The curved paving stones in Dundee City Centre created an invisible stage for the non-physical amphitheatre that held the first outdoor rehearsal of A cut A scratch A score. Sam Belinfante, tuxedoed, held court with a megaphone from a red-painted stage. Beside him a similarly tuxedoed Bruce McLean providing stage directions from a hastily assembled libretto. Before them seven drummers. It’s cold. A regional television news anchor and cameraman put the event on video, David Barnett the same, the gallery-appointed videographer the same. Lore Lixemberg has arrived from London and while the drummers take sequential direction from Sam, she holds a series of notes. A red carpet unrolled between the stage and the drummers blows off in the wind. Of a group of four children stood near me (probably aged around eleven) a boy dances to the music. He’s in shorts and a t-shirt (have I mentioned that it’s cold?).

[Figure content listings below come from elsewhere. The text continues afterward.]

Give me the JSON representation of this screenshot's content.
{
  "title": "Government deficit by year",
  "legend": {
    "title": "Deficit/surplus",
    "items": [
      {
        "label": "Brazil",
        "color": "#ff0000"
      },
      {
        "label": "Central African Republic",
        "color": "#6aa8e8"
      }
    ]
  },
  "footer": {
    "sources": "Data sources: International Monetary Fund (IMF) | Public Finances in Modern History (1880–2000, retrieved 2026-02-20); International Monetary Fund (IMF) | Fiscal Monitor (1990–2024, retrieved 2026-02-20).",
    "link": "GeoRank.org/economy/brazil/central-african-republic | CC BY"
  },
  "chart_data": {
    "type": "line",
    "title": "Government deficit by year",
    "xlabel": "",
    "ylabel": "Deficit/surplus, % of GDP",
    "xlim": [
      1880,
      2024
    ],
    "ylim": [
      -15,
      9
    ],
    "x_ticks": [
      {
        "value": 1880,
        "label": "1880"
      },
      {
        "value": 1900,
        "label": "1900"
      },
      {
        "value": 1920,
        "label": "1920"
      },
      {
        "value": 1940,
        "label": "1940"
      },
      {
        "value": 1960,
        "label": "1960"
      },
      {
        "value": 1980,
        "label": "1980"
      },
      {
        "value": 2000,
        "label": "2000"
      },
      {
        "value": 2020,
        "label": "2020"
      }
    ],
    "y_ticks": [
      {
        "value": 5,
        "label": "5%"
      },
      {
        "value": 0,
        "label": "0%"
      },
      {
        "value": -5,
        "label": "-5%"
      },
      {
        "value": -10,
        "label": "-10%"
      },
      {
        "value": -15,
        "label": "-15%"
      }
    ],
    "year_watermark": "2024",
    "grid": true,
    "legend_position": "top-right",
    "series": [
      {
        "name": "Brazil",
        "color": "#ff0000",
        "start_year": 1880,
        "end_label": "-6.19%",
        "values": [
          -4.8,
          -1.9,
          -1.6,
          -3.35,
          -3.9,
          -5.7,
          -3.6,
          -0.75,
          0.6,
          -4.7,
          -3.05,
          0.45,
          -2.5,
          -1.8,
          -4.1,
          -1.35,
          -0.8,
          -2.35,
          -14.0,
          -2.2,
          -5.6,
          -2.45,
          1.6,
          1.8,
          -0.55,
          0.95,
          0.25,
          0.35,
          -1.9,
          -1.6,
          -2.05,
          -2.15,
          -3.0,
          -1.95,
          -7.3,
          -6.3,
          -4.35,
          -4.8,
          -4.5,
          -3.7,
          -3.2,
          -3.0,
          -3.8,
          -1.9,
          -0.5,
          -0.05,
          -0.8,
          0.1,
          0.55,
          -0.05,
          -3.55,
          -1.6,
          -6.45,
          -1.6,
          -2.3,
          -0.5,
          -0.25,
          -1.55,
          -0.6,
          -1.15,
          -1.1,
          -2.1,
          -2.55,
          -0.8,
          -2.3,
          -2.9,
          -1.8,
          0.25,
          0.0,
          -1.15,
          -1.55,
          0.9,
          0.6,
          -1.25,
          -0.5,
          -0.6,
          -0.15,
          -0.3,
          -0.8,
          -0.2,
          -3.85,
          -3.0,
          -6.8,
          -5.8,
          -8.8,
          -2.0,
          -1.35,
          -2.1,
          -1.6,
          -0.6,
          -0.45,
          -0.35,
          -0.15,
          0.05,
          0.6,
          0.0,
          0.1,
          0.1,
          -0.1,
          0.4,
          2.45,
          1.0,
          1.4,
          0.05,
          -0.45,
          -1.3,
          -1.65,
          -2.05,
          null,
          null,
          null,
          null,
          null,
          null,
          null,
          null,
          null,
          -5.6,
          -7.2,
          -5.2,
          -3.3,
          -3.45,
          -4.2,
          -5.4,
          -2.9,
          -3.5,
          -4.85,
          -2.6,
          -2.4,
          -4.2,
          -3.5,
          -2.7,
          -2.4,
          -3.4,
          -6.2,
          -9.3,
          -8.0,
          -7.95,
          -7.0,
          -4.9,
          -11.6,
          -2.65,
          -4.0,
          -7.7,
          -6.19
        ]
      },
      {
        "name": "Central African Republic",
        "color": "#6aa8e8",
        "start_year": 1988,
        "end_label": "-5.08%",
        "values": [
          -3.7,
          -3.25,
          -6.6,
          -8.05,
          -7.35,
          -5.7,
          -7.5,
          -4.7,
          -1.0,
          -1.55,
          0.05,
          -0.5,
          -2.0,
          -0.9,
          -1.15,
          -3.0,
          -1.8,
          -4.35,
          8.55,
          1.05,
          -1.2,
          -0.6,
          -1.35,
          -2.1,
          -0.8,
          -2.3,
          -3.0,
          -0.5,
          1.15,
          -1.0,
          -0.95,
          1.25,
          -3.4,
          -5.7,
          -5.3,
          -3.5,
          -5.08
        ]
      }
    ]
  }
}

While it was stressed throughout yesterday’s performance that this was a work-in-progress and the only thing that anyone was sure about were the incidental incidents that felt right, today seemed more assured. Perhaps the presence of an audience added to the performative gravitas. At its peak the audience was composed of approximately over a hundred people. Glancing around at the audience towards the latter part of the performance, I noticed that almost a quarter of observers had moved on with their day. The rehearsal ended abruptly and applause was scattered, but the response was positive overall. Puzzled, maybe, but positive. There will be another Salon discussion this afternoon at 17:00, I think the participating artists and technicians can look on today as a success, if they choose to (there are few intended expectations from their end).